The animator, Tenthdan, was incredible to work with and really brought it all to life. We included so much of what I was doing there, going to the Queer Museum, partying at Kit Kat, riding scooters everywhere with my sister. That detail was especially meaningful because I use an electric scooter as my mobility aid back home, but they’re illegal in Sydney. In Berlin, the accessibility felt amazing. So a lot of the video is just me zooming around on a scooter past all these places, which is very true to how I experienced the city.
My favourite part is the ending. When I was stuck in Berlin with COVID, I was really sick and isolated, but I happened to be staying near an outdoor concert venue where Vance Joy was performing. I could hear one of my favourite songs while I was writing Berlin. It felt like this surreal free concert, even though I was sick as a dog. In the animation, we recreate that, panning from me alone and unwell, to me playing Berlin on a huge stage. It’s both a memory and a manifestation of the bigger stages I dream of.
It was also really important for me to include my band. Lunar Martins, who produced the track and used to play bass with me, had to retire from music last year due to illness. So in the animation, she’s forever on stage with me, playing alongside my drummer Billy Hunni and my dear friend Scout on keys. Even though Lunar won’t be able to play with us in the future, this video means she’ll always be with us on stage.

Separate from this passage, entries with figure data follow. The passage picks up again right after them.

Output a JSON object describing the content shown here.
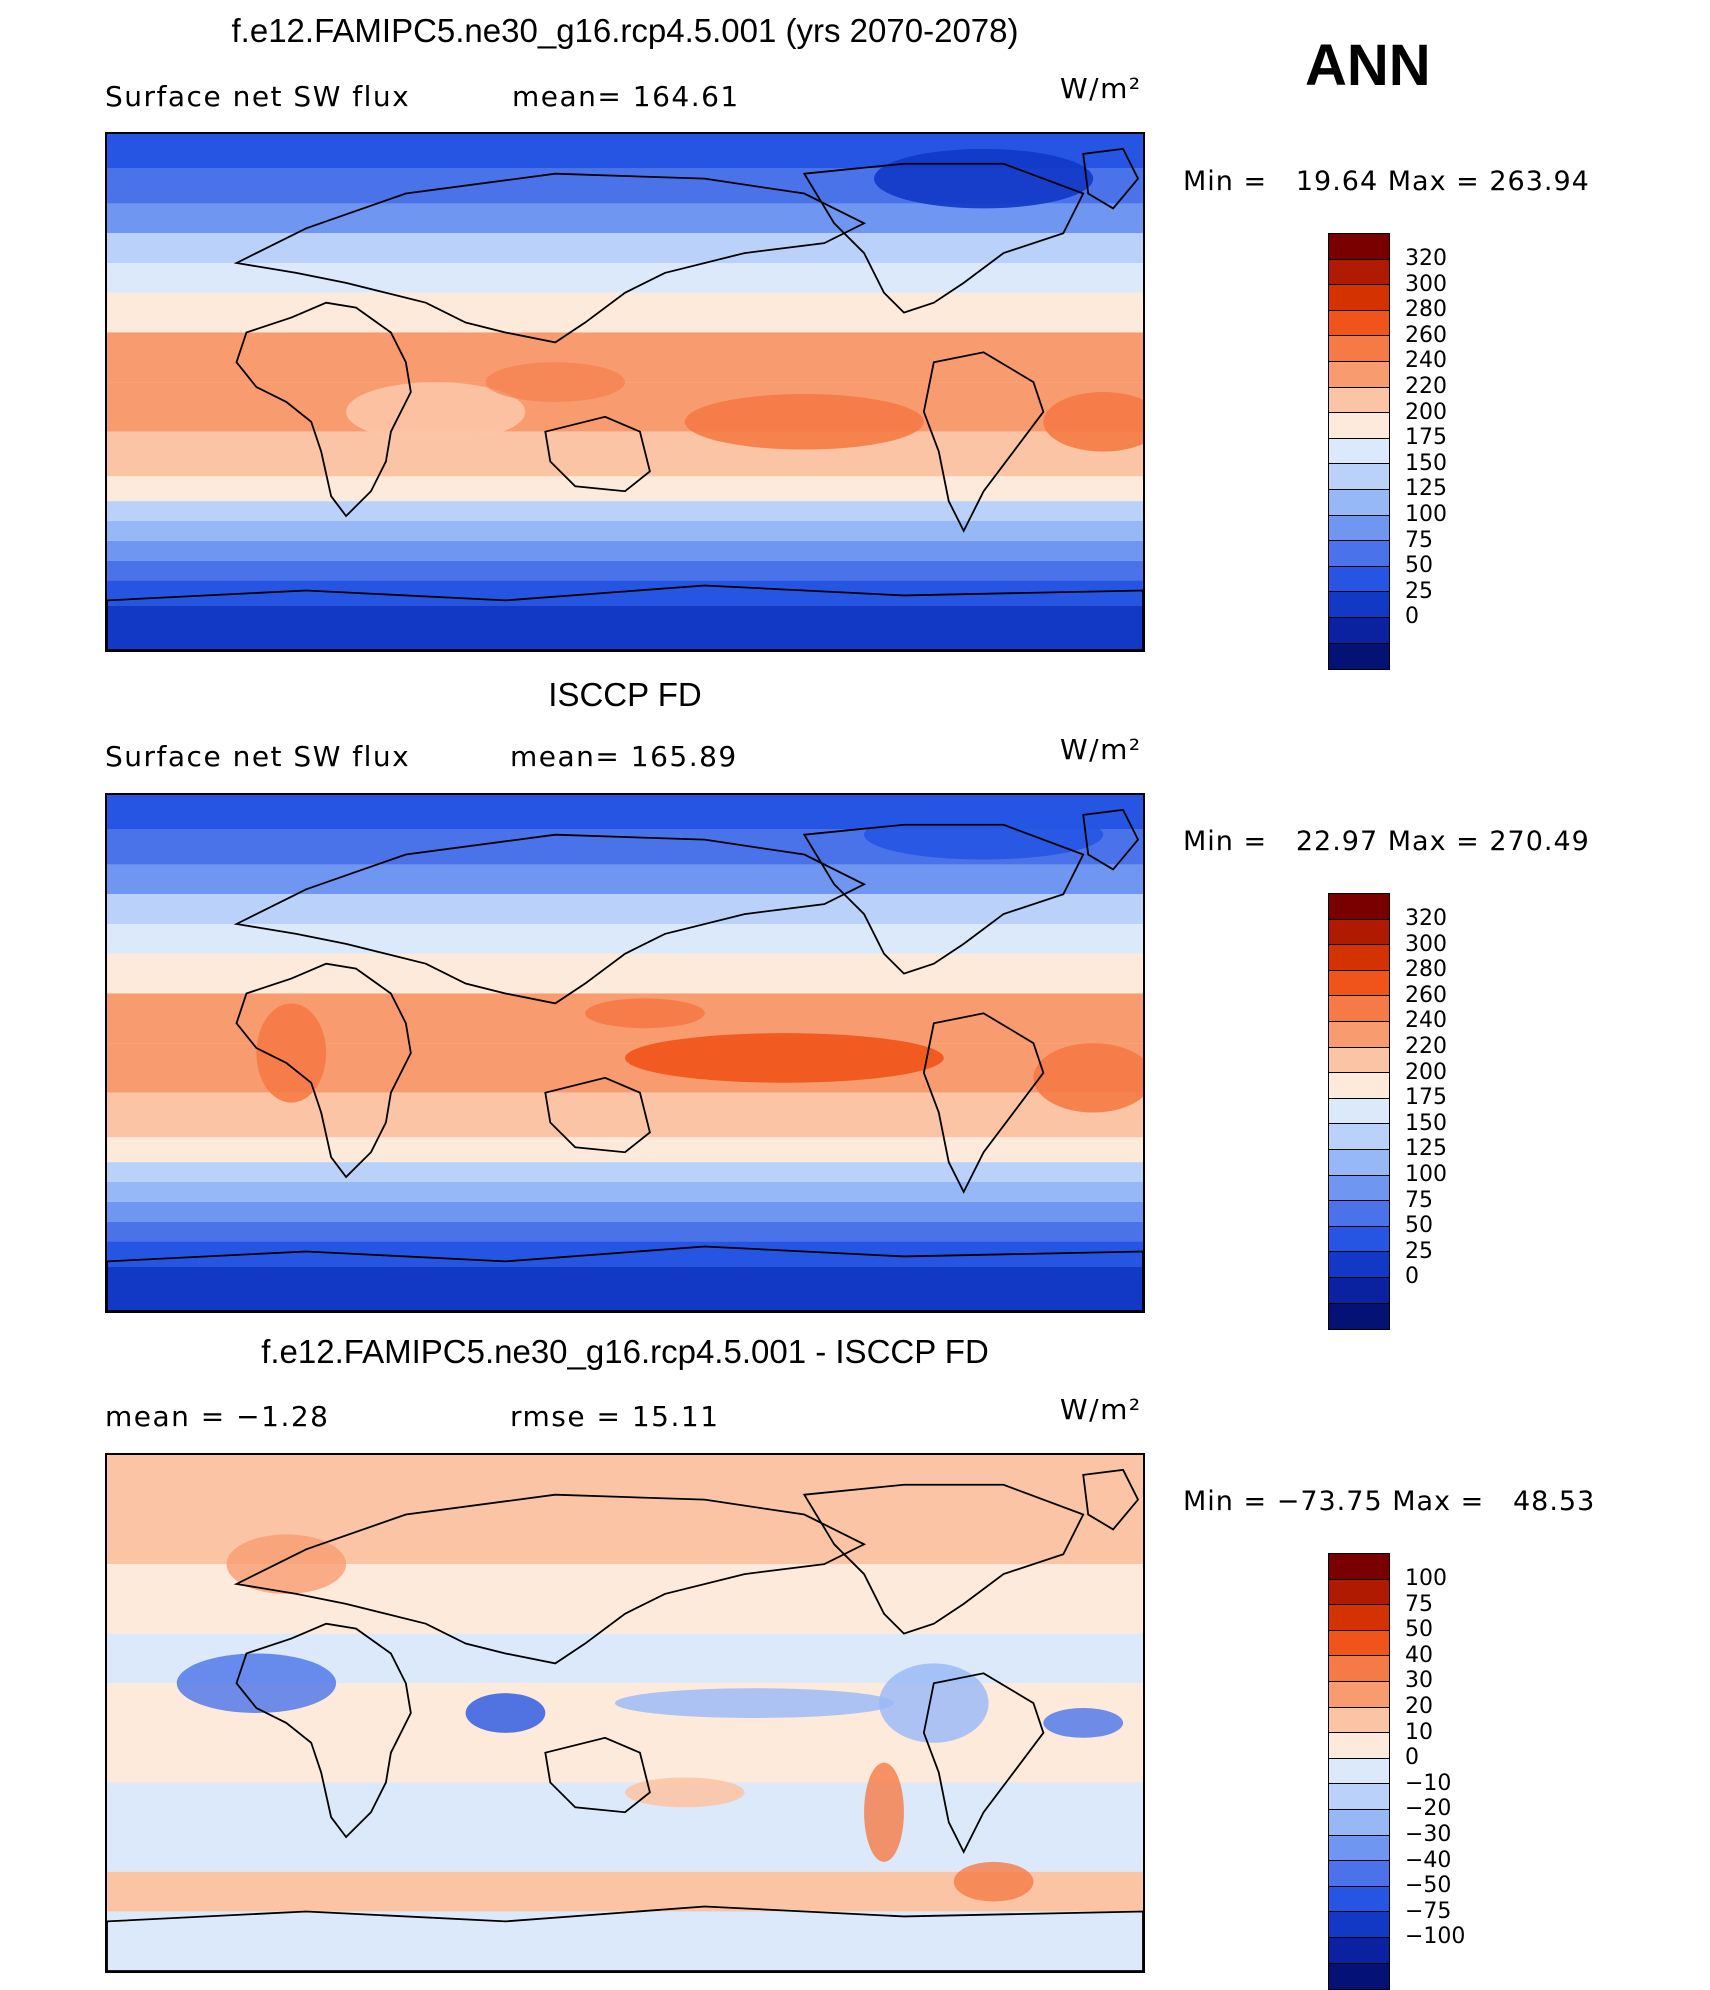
{
  "season": "ANN",
  "units": "W/m²",
  "panels": [
    {
      "title": "f.e12.FAMIPC5.ne30_g16.rcp4.5.001 (yrs 2070-2078)",
      "left_label": "Surface net SW flux",
      "stat_label": "mean= 164.61",
      "minmax": "Min =   19.64 Max = 263.94",
      "map_description": "Model surface net shortwave flux (annual mean)",
      "colorbar": {
        "colors": [
          "#7a0000",
          "#b01a00",
          "#d43200",
          "#f0541a",
          "#f57a45",
          "#f89c70",
          "#fbc5a5",
          "#fdeadb",
          "#dbe9fb",
          "#bad2fa",
          "#97b8f7",
          "#6f97f1",
          "#4a73ea",
          "#2655e3",
          "#1238c6",
          "#0a22a0",
          "#041276"
        ],
        "labels": [
          "320",
          "300",
          "280",
          "260",
          "240",
          "220",
          "200",
          "175",
          "150",
          "125",
          "100",
          "75",
          "50",
          "25",
          "0"
        ]
      }
    },
    {
      "title": "ISCCP FD",
      "left_label": "Surface net SW flux",
      "stat_label": "mean= 165.89",
      "minmax": "Min =   22.97 Max = 270.49",
      "map_description": "Observed ISCCP FD surface net shortwave flux (annual mean)",
      "colorbar": {
        "colors": [
          "#7a0000",
          "#b01a00",
          "#d43200",
          "#f0541a",
          "#f57a45",
          "#f89c70",
          "#fbc5a5",
          "#fdeadb",
          "#dbe9fb",
          "#bad2fa",
          "#97b8f7",
          "#6f97f1",
          "#4a73ea",
          "#2655e3",
          "#1238c6",
          "#0a22a0",
          "#041276"
        ],
        "labels": [
          "320",
          "300",
          "280",
          "260",
          "240",
          "220",
          "200",
          "175",
          "150",
          "125",
          "100",
          "75",
          "50",
          "25",
          "0"
        ]
      }
    },
    {
      "title": "f.e12.FAMIPC5.ne30_g16.rcp4.5.001 - ISCCP FD",
      "left_label": "mean =   −1.28",
      "stat_label": "rmse =   15.11",
      "minmax": "Min = −73.75 Max =   48.53",
      "map_description": "Difference: model minus ISCCP FD",
      "colorbar": {
        "colors": [
          "#7a0000",
          "#b01a00",
          "#d43200",
          "#f0541a",
          "#f57a45",
          "#f89c70",
          "#fbc5a5",
          "#fdeadb",
          "#dbe9fb",
          "#bad2fa",
          "#97b8f7",
          "#6f97f1",
          "#4a73ea",
          "#2655e3",
          "#1238c6",
          "#0a22a0",
          "#041276"
        ],
        "labels": [
          "100",
          "75",
          "50",
          "40",
          "30",
          "20",
          "10",
          "0",
          "−10",
          "−20",
          "−30",
          "−40",
          "−50",
          "−75",
          "−100"
        ]
      }
    }
  ]
}
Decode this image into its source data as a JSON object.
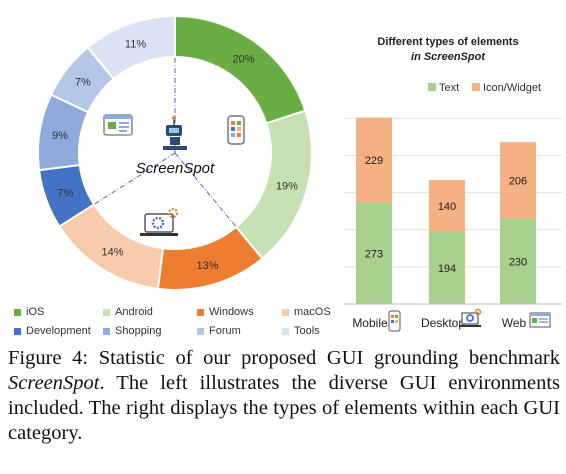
{
  "donut": {
    "center_title": "ScreenSpot",
    "segments": [
      {
        "name": "iOS",
        "pct": "20%",
        "value": 20,
        "color": "#6aad45"
      },
      {
        "name": "Android",
        "pct": "19%",
        "value": 19,
        "color": "#c6e0b4"
      },
      {
        "name": "Windows",
        "pct": "13%",
        "value": 13,
        "color": "#ed7d31"
      },
      {
        "name": "macOS",
        "pct": "14%",
        "value": 14,
        "color": "#f8cbad"
      },
      {
        "name": "Development",
        "pct": "7%",
        "value": 7,
        "color": "#4472c4"
      },
      {
        "name": "Shopping",
        "pct": "9%",
        "value": 9,
        "color": "#8faadc"
      },
      {
        "name": "Forum",
        "pct": "7%",
        "value": 7,
        "color": "#b4c7e7"
      },
      {
        "name": "Tools",
        "pct": "11%",
        "value": 11,
        "color": "#dae3f3"
      }
    ]
  },
  "legend": {
    "row1": [
      "iOS",
      "Android",
      "Windows",
      "macOS"
    ],
    "row2": [
      "Development",
      "Shopping",
      "Forum",
      "Tools"
    ]
  },
  "chart_data": {
    "type": "bar",
    "stacked": true,
    "title_line1": "Different types of elements",
    "title_line2": "in ScreenSpot",
    "categories": [
      "Mobile",
      "Desktop",
      "Web"
    ],
    "series": [
      {
        "name": "Text",
        "values": [
          273,
          194,
          230
        ],
        "color": "#a9d18e"
      },
      {
        "name": "Icon/Widget",
        "values": [
          229,
          140,
          206
        ],
        "color": "#f4b183"
      }
    ],
    "ylim": [
      0,
      520
    ]
  },
  "caption": {
    "prefix": "Figure 4:  Statistic of our proposed GUI grounding benchmark ",
    "italic": "ScreenSpot",
    "suffix": ". The left illustrates the diverse GUI environments included.  The right displays the types of elements within each GUI category."
  }
}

So the animation is a snapshot of that time, a love letter to Berlin, and also a way of solidifying the people, places, and dreams that shaped the song.
What do you hope people get out of from listening to your music?
I hope people feel heard and connected. There’s something incredible that happens when we travel, we become unburdened by the selves we are in the cities we live in, and we’re able to access new and exciting parts of ourselves, or even old parts that resurface. That’s what Berlin gave me, and I love that the song can offer that same kind of healing and self-discovery.
I hope people continue to find healing through my music, but also joy. Berlin in particular is fun and joyful sonically, even if the lyrics are a little sad (just don’t listen too hard!). More than anything, I want my music to create a sense of light and community, a space where people feel seen and held.